Article Text
Abstract
Objective A functional MRI (fMRI) study to identify and localise the earliest neural changes, in a group of young premanifest Huntington’s disease (preHD) individuals, far from estimated clinical onset.
Methods Sixteen preHD, and 18 age/sex matched healthy participants were enrolled. All preHD subjects previously underwent the predictive genetic testing for HD, and did not present neurological signs consistent with HD clinical onset (UHDRS TMS score = 0). Cognitive evaluation of both groups of subjects did not reveal abnormalities. The subjects were submitted to volumetric MRI and fMRI, during the execution of the exogenous covert orienting of attention task. Considering the fMRI task (Posner paradigm) correlation analyses were restricted to the frontal oculomotor cortex identified by the means of a prosaccadic task. In preHD group, multiple regression analysis was performed between fMRI results and the probability to develop the disease onset in the next 5 years (p5HD).
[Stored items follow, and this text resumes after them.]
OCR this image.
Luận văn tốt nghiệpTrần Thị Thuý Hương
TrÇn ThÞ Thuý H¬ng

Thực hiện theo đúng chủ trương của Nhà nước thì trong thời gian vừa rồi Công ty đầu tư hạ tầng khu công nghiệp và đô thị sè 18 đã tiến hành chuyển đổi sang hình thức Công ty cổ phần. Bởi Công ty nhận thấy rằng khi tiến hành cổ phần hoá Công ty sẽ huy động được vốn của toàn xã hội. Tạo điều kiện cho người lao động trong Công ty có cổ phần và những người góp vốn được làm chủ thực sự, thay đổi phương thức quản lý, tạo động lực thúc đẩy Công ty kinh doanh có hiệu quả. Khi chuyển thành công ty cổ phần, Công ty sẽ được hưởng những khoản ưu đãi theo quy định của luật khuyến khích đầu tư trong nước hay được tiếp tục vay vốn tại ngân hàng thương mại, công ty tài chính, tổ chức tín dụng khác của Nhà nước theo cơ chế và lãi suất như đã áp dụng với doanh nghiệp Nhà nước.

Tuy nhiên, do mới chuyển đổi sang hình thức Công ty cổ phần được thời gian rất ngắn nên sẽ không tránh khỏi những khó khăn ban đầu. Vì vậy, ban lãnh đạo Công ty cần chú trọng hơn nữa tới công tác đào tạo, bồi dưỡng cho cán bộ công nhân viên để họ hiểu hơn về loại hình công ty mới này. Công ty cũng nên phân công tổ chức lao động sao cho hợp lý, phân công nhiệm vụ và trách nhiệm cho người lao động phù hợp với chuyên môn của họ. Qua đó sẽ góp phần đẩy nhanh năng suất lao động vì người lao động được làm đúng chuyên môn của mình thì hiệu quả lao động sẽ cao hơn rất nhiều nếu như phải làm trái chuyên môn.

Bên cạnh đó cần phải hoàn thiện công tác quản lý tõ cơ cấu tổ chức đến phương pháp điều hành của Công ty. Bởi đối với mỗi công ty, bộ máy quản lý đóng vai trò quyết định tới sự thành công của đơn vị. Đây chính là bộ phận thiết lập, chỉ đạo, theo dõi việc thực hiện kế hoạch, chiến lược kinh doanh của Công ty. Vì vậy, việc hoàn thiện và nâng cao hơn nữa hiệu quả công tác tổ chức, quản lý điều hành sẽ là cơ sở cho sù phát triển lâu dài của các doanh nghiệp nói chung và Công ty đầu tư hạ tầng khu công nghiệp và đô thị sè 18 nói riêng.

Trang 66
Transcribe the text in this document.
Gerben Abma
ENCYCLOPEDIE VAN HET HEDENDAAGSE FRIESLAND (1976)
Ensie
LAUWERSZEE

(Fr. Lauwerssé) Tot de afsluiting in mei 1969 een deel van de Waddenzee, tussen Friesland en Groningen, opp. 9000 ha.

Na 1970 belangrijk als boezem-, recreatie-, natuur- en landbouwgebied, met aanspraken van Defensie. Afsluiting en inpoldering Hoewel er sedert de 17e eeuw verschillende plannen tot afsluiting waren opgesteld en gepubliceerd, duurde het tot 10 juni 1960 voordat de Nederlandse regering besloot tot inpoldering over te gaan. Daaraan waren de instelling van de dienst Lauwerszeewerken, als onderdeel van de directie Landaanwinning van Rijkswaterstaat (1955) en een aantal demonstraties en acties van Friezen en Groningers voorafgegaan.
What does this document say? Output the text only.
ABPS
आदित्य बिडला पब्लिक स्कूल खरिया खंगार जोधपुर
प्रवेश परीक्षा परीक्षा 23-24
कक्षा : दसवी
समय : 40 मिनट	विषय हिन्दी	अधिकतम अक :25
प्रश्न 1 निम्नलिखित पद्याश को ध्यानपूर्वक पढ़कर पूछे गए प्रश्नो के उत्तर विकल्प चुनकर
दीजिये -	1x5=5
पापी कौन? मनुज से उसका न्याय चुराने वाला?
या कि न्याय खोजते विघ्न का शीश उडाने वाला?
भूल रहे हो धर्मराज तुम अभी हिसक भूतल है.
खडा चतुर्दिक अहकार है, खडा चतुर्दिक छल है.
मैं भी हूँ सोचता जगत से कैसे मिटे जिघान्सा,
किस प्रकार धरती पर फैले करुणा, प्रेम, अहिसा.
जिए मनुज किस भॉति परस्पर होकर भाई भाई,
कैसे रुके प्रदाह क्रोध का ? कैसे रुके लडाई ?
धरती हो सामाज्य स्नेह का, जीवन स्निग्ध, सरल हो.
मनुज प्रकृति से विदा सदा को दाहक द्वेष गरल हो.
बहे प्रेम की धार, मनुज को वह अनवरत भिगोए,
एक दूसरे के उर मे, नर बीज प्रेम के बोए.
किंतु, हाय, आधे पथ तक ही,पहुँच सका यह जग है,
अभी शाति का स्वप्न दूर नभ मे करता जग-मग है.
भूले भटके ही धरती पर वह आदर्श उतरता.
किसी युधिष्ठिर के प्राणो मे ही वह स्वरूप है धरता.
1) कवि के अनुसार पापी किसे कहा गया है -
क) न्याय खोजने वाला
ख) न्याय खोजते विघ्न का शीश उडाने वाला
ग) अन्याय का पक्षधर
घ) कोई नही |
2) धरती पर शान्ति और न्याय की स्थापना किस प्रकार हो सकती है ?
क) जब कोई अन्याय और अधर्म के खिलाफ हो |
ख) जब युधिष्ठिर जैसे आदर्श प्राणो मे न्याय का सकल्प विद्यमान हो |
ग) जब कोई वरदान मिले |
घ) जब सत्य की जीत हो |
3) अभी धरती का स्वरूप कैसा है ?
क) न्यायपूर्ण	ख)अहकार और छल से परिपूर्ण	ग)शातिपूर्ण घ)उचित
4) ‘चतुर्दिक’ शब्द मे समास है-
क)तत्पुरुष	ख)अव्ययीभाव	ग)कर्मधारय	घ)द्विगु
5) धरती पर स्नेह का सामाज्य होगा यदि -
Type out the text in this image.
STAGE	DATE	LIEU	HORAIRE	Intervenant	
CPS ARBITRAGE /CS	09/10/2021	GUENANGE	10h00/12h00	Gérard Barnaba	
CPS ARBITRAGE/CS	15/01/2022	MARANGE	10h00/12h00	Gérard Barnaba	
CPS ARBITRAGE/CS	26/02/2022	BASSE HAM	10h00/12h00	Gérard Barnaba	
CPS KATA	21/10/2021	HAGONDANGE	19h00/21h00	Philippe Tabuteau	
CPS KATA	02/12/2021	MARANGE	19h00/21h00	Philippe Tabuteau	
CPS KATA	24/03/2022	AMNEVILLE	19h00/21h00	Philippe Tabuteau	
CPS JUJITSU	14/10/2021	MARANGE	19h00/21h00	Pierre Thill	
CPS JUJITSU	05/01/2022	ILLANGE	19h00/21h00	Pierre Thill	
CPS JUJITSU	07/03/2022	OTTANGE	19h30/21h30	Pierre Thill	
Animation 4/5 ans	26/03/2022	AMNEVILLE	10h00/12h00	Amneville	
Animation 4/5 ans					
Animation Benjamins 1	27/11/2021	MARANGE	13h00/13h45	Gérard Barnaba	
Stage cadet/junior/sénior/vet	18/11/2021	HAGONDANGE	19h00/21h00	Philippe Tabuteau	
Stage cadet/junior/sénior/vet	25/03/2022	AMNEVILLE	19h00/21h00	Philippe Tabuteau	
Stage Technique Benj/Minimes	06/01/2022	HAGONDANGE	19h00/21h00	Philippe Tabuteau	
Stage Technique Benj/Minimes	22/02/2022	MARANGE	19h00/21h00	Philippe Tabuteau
Results fMRI task behavioural performance did not differ between the two groups, while, mean BOLD signal changes of oculomotor frontal cortex was significantly different in the two groups, and, in preHD, correlates with p5HD (r2 = 0.52). A modest correlation (r2 = 0.29) was observed between right putamen volume and p5HD.
Conclusion fMRI activations in the right frontal cortex, correlates with p5HD in a group of preHD individuals very far from onset. This result needs to be confirmed in a larger cohort of preHD subjects enrolled in a longitudinal study, and could represent a possible fMRI biomarker for preHD.